Pakistan increased troops on Saturday in a tense northwestern town where religious violence between rival Muslim groups killed at least 40 people this week, officials said.

Rival Sunni and Shiite Muslim groups perched on mountain tops surrounding the town of Hangu traded rocket fire overnight but no casualties were reported, officials said.

Authorities said local religious leaders and elders were cooperating with official efforts to douse sectarian tensions in Hangu, a small town with a background of sectarian frictions and bloodshed.

"Hundreds of paramilitary troops have reinforced the security deployment in Hangu and areas around it to prevent sectarian clashes and restore order," said a senior interior ministry official.

A series of powerful blasts on Thursday, one believed to be a suicide bombing, targeted Shiites celebrating Ashura, the holiest day in their calendar, sparking large-scale rioting.

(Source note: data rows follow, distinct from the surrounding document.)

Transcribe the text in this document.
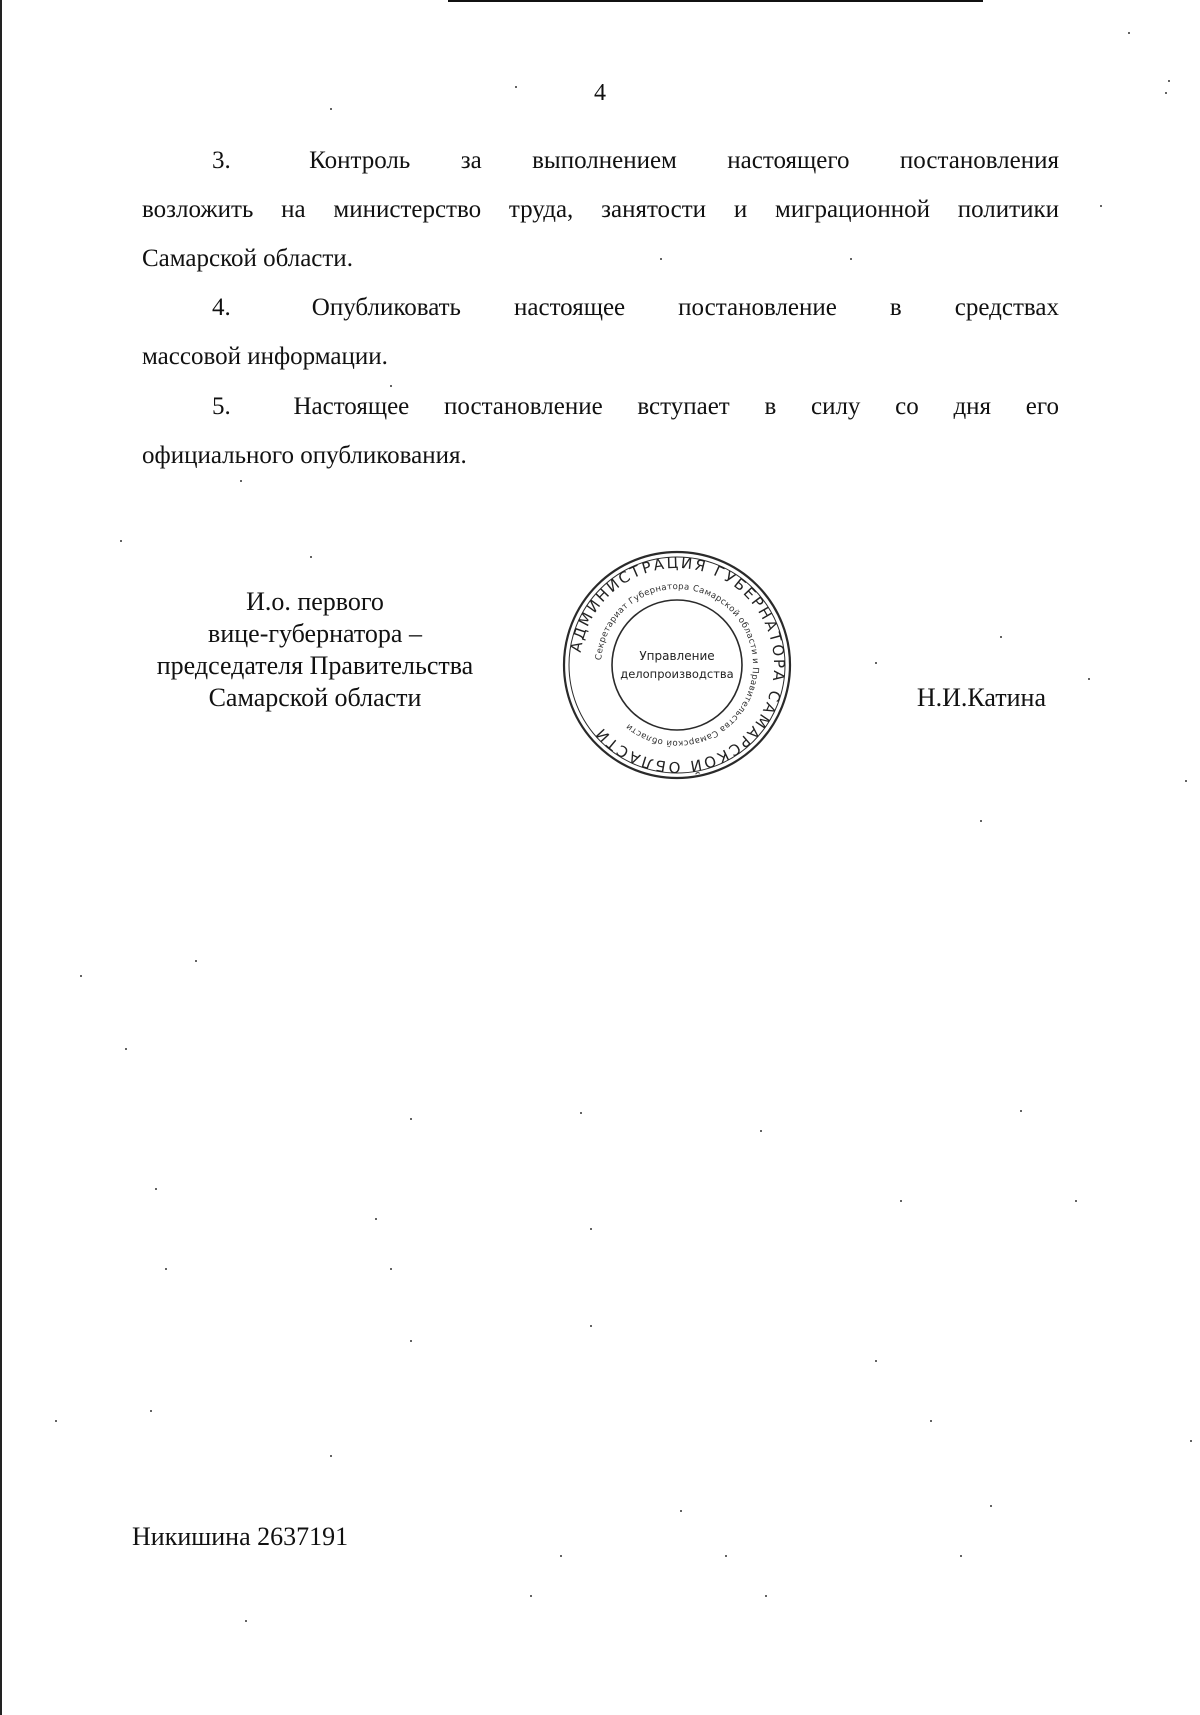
4
3.	Контроль за выполнением настоящего постановления
возложить на министерство труда, занятости и миграционной политики
Самарской области.
4.	Опубликовать настоящее постановление в средствах
массовой информации.
5.	Настоящее постановление вступает в силу со дня его
официального опубликования.
И.о. первого
вице-губернатора –
председателя Правительства
Самарской области
АДМИНИСТРАЦИЯ ГУБЕРНАТОРА САМАРСКОЙ ОБЛАСТИ
Секретариат Губернатора Самарской области и Правительства Самарской области
Управление
делопроизводства
Н.И.Катина
Никишина 2637191
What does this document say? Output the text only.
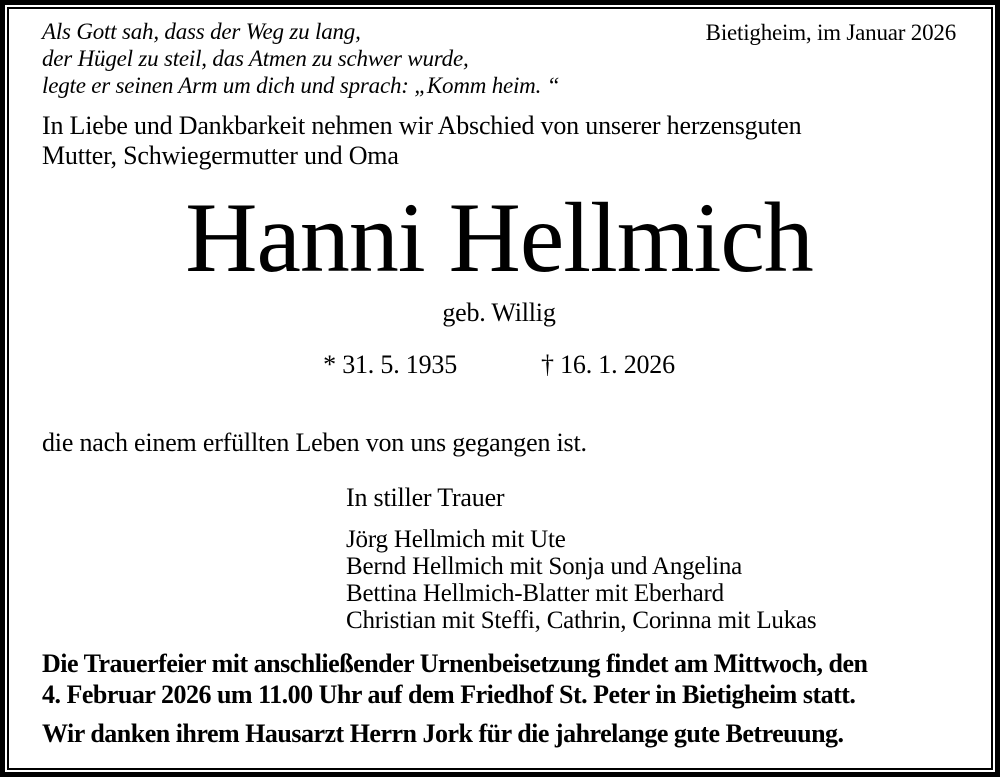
Als Gott sah, dass der Weg zu lang,
der Hügel zu steil, das Atmen zu schwer wurde,
legte er seinen Arm um dich und sprach: „Komm heim. “
Bietigheim, im Januar 2026
In Liebe und Dankbarkeit nehmen wir Abschied von unserer herzensguten
Mutter, Schwiegermutter und Oma
Hanni Hellmich
geb. Willig
* 31. 5. 1935	† 16. 1. 2026
die nach einem erfüllten Leben von uns gegangen ist.
In stiller Trauer
Jörg Hellmich mit Ute
Bernd Hellmich mit Sonja und Angelina
Bettina Hellmich-Blatter mit Eberhard
Christian mit Steffi, Cathrin, Corinna mit Lukas
Die Trauerfeier mit anschließender Urnenbeisetzung findet am Mittwoch, den
4. Februar 2026 um 11.00 Uhr auf dem Friedhof St. Peter in Bietigheim statt.
Wir danken ihrem Hausarzt Herrn Jork für die jahrelange gute Betreuung.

At least 40 people died and more than 70 were wounded in the blasts and resulting mayhem, including four bus passengers and four truck drivers shot dead by unidentified gunmen.

A curfew was subsequently clamped on the town as the army took control of the area and authorities in all four provinces tightened security to ease tensions between the rest of the country's majority Sunnis and minority Shiites.

"We are negotiating with rival groups and trying to persuade them to come down from their positions on hilltops," the mayor of Hangu, Ghaniur Rehman, told by telephone.

"At the moment guns have fallen silent and we hope peace will return to the city," Rehman said.